Asked his opinion about undercover police intervening in the demonstrations wearing left political organisation and trade union stickers and badges, including those of the SUD, Blanchot replied:
“We think it’s unacceptable. It can provoke violence. As for the question of the possibility of police provocateurs, we have our suspicions, but no proof—however, it’s plausible. The casseurs often act with impunity, and at the end of demonstrations they get away, and many genuine demonstrators are arrested and get heavy sentences. That’s what happened at the end of the April 4 demonstration [in Paris].
“Many of us remember the case of Malik Oussekine [the student who died after a beating by a special motorcycle police brigade during protests over education ‘reform’ in 1986]. Robert Pandraud, a minister working with the interior minister, Charles Pasqua, said: ‘If I had a son who was on dialysis, he wouldn’t be acting the idiot on the demonstrations.’
“That had a big impact on public opinion and contributed to the defeat of [current President Jacques] Chirac, the prime minister at the time, in the 1988 presidential elections.
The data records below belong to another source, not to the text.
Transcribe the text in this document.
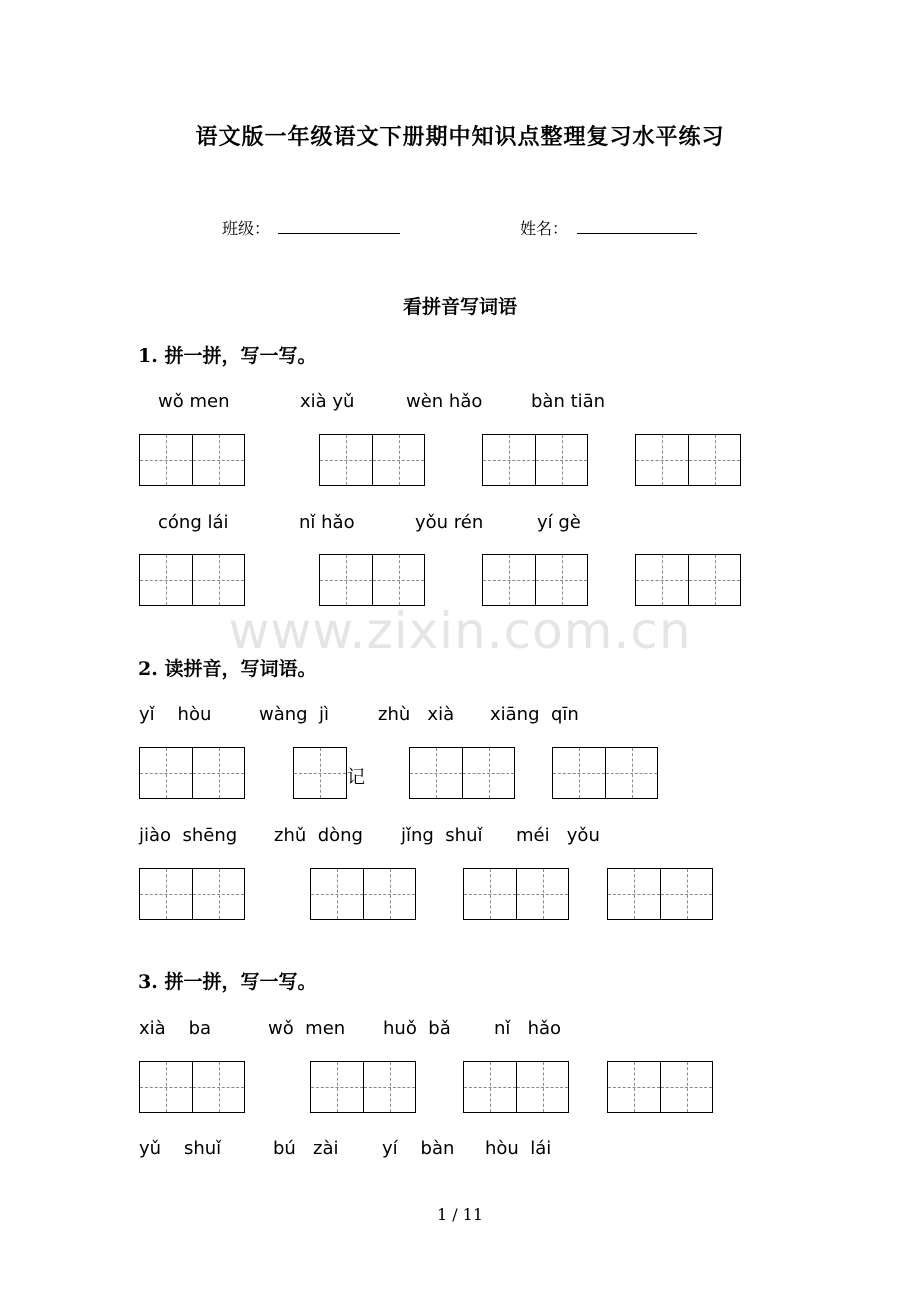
语文版一年级语文下册期中知识点整理复习水平练习
班级：	姓名：
看拼音写词语
1. 拼一拼，写一写。
wǒ men	xià yǔ	wèn hǎo	bàn tiān
cóng lái	nǐ hǎo	yǒu rén	yí gè
www.zixin.com.cn
2. 读拼音，写词语。
yǐ    hòu	wàng  jì	zhù   xià xiāng  qīn
记
jiào  shēng zhǔ  dòng jǐng  shuǐ méi   yǒu
3. 拼一拼，写一写。
xià    ba	wǒ  men huǒ  bǎ nǐ   hǎo
yǔ    shuǐ	bú   zài yí    bàn hòu  lái
1 / 11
We thought about that when the police attempted to slander Cyril.”
Nicolas Sarkozy, fearing the radicalisation of the protest movement, clearly had the 1986 events in mind when he explained why he supported a retreat on the CPE, in an interview published in the right-wing Le Figaro April 11:
“I would like to address right-wing voters and get them to ponder. Our most loyal voters want us not to yield to the street, and they are right. But also they want the chaos to stop and that we don’t find ourselves with another Malik Oussekine affair, which would have led to a disaster. I’m not here to make it easier for the left.”